Exotic Eats: Southern Africa

Posted by on Aug 15, 2013 in Botswana, Exotic Eats, Namibia, South Africa | 0 comments

The food in Africa as a whole was not my favorite. To be fair, a good majority of my time touring Africa was spent either camping or volunteering….not exactly the time for culinary greatness.  While we tried to cook while camping, I think that I ate more PB&J in two weeks than I did during my entire childhood. And while volunteering in Zambia, we were served delicious comfort food (stick to your rib casseroles, roasts, and pastas) but it was not the authentic cuisine. However, there were a few dishes throughout our travels through Southern Africa (Zambia, Botswana, Namibia, and South Africa) that are worth mentioning.


As I mentioned earlier, Mike and I were extremely well fed in Zambia during our time building huts in the village of Mwandi.  Most dishes however, were Americanized or inspired by British food.  One interesting local food of note is nshima. It looks like mashed potatoes but literally tastes like nothing. Nshima is a maize based starchy staple for Zambians and is served with almost everything. I even heard one local Zambian say that a meal is not complete without it.



Just as the culture in Namibia is an odd dichotomy between the indigenous tribal people and the German colonizers, so too is the food. It was both strange and enjoyable to eat a traditional German sausage with sauerkraut at a German pub one evening in Swakopmund and locally caught game the next. Mike enjoyed two different types of meat: oryx and kudu.  It was a bit surreal because we saw both of these animals in the wild while on our safari and then encountered them on our plate. Kudu, an antelope commonly found in Africa, was lean and tasted similar to venison.  And oryx was flavorful and smooth. 

South Africa:

Mike and I instantly felt as if we were rejoining the modern world from the second we crossed the border into South Africa en route to Cape Town.  In fact, we often felt like we were in America or Europe instead of Africa when we were strolling the streets, sitting at a sidewalk cafe, or indulging at the trendiest burger joint (thank you Royale Eatery for one of the best burgers of my life). Yet even though South Africa as a country is entirely modern, chic, and culinarily advanced, much of their food is still steeped in tradition.

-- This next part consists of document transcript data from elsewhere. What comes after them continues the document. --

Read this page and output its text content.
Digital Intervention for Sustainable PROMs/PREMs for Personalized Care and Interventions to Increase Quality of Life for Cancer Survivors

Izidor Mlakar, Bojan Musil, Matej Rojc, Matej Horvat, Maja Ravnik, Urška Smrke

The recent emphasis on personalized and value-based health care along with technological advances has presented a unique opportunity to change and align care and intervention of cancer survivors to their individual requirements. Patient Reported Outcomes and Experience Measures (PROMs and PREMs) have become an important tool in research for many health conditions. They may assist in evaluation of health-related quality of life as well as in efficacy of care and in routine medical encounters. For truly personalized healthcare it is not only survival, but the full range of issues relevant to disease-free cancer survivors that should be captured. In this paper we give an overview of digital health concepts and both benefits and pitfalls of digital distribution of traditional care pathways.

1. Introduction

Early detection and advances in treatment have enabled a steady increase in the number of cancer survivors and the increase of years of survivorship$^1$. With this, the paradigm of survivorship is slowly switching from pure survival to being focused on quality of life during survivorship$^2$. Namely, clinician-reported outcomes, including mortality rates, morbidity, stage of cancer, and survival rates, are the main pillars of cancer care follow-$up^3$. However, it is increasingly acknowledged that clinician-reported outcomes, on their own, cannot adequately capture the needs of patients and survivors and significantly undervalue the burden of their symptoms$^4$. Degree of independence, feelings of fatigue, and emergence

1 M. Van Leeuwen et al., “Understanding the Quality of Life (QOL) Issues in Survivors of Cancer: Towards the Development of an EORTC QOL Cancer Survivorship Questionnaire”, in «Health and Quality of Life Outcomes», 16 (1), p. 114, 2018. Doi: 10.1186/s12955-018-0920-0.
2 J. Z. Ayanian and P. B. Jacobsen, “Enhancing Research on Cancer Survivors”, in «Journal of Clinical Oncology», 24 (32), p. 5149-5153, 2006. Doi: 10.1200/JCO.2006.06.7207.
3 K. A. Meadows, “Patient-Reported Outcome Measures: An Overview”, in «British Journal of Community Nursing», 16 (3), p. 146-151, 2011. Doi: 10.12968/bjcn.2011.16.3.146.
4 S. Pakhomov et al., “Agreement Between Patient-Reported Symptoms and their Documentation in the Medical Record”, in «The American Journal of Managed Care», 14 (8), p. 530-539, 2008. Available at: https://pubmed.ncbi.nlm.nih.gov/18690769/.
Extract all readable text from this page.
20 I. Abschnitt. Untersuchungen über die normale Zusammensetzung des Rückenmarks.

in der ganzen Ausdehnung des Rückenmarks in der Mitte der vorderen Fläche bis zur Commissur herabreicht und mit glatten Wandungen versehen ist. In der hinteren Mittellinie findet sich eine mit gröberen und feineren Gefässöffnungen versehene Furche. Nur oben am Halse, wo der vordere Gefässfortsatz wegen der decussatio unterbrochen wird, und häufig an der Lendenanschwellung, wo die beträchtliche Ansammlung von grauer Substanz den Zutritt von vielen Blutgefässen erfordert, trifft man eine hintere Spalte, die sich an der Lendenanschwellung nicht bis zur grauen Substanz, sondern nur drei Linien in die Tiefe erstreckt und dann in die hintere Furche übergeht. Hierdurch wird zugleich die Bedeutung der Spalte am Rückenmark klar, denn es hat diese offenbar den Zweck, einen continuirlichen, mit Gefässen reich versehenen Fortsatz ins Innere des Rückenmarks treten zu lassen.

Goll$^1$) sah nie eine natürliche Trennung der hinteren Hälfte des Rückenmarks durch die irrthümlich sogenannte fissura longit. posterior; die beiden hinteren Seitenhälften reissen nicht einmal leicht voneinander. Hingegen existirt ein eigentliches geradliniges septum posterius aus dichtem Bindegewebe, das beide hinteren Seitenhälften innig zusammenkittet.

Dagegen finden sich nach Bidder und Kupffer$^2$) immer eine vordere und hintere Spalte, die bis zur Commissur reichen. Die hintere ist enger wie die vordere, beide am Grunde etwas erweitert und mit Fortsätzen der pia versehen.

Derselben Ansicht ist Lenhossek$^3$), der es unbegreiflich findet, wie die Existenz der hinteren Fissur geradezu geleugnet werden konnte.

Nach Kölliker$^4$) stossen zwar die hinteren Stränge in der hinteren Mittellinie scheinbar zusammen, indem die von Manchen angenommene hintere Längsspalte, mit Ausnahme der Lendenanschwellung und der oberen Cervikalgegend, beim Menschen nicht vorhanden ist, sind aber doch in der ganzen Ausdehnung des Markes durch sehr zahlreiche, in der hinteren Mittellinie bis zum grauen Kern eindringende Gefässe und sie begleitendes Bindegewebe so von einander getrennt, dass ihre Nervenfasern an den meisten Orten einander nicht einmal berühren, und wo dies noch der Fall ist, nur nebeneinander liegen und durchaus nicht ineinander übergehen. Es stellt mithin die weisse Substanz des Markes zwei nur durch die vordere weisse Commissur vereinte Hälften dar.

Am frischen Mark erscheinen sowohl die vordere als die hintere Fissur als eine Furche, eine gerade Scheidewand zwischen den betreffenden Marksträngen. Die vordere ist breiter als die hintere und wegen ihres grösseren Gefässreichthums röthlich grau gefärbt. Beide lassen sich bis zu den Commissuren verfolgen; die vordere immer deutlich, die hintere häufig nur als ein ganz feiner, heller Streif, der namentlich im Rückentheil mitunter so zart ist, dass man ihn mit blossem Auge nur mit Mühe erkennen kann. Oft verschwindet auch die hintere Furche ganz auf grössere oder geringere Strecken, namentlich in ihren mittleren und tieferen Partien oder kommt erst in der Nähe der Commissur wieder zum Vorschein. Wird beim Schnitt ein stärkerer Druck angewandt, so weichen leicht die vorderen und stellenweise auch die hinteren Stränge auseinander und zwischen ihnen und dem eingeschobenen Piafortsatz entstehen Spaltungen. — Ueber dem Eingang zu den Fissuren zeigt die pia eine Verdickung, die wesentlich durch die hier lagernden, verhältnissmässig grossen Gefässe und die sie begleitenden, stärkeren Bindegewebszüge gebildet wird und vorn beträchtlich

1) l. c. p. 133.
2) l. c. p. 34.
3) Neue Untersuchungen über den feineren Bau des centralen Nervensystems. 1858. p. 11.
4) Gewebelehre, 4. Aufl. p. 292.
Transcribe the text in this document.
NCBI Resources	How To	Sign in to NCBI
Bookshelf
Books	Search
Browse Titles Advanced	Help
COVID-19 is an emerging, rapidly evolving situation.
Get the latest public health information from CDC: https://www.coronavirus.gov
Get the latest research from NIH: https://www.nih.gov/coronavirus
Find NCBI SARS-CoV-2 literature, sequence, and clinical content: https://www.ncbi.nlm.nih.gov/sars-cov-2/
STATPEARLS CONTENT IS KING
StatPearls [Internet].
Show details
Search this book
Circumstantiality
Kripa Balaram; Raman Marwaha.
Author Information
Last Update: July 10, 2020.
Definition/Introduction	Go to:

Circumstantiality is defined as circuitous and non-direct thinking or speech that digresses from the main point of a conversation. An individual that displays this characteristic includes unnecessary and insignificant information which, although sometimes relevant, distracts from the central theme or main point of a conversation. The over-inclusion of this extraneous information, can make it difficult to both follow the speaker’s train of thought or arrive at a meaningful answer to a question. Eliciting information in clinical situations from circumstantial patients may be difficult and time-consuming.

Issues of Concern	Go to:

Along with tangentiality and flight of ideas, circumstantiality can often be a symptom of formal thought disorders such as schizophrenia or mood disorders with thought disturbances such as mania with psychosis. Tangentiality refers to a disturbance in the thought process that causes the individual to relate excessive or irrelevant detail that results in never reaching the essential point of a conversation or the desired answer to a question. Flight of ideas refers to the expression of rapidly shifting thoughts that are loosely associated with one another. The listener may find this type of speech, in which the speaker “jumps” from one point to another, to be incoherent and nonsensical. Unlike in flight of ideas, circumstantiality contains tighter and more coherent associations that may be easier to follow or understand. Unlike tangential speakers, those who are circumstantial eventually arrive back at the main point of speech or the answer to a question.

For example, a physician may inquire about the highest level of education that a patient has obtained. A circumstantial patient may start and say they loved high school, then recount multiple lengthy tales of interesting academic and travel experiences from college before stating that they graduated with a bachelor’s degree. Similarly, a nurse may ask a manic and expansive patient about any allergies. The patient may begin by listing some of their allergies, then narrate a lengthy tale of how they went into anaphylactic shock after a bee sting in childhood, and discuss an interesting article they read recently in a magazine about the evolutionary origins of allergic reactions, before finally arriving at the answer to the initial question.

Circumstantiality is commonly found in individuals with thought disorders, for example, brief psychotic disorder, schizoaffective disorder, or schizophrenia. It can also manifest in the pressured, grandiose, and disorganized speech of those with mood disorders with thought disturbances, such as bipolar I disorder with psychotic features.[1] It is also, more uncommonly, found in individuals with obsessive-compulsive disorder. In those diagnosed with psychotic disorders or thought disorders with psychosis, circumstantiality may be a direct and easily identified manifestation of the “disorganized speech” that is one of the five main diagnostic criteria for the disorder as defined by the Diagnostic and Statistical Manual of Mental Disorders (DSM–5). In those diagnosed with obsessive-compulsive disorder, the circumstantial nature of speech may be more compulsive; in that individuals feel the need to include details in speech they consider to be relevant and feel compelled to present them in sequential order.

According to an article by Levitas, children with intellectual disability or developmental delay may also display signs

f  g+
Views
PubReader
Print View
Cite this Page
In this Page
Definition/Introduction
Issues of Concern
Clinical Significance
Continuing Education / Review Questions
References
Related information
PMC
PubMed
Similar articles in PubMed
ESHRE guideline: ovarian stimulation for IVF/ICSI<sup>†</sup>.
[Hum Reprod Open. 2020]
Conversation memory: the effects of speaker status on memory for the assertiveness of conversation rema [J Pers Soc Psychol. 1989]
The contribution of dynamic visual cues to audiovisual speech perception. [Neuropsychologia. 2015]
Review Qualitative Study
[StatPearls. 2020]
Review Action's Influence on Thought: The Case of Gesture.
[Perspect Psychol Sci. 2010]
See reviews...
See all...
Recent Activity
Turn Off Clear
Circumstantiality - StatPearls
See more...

Mike felt entirely meat deprived in Asia. South African food made up for that…big time…as the cuisine is heavily meat-based.  This focus on carne has led to the distinctively South African social gathering known as a braai, or barbecue. Braai is widely popular and includes meat, especially boerewors -spicy sausages. (The South Africans even celebrate Braai Day every year!). Luckily, this method of cooking has bled into South Africa’s neighboring countries as well and we enjoyed an authentic braai at our bush camp in Botswana and several nights over Mike’s self-made campfire dinners in Namibia. He enjoyed this method of cooking so much that I am seriously considering buying him a braai for his 30th birthday.  The flavor that cooking local, fresh meats over a wood fire coals is second to none.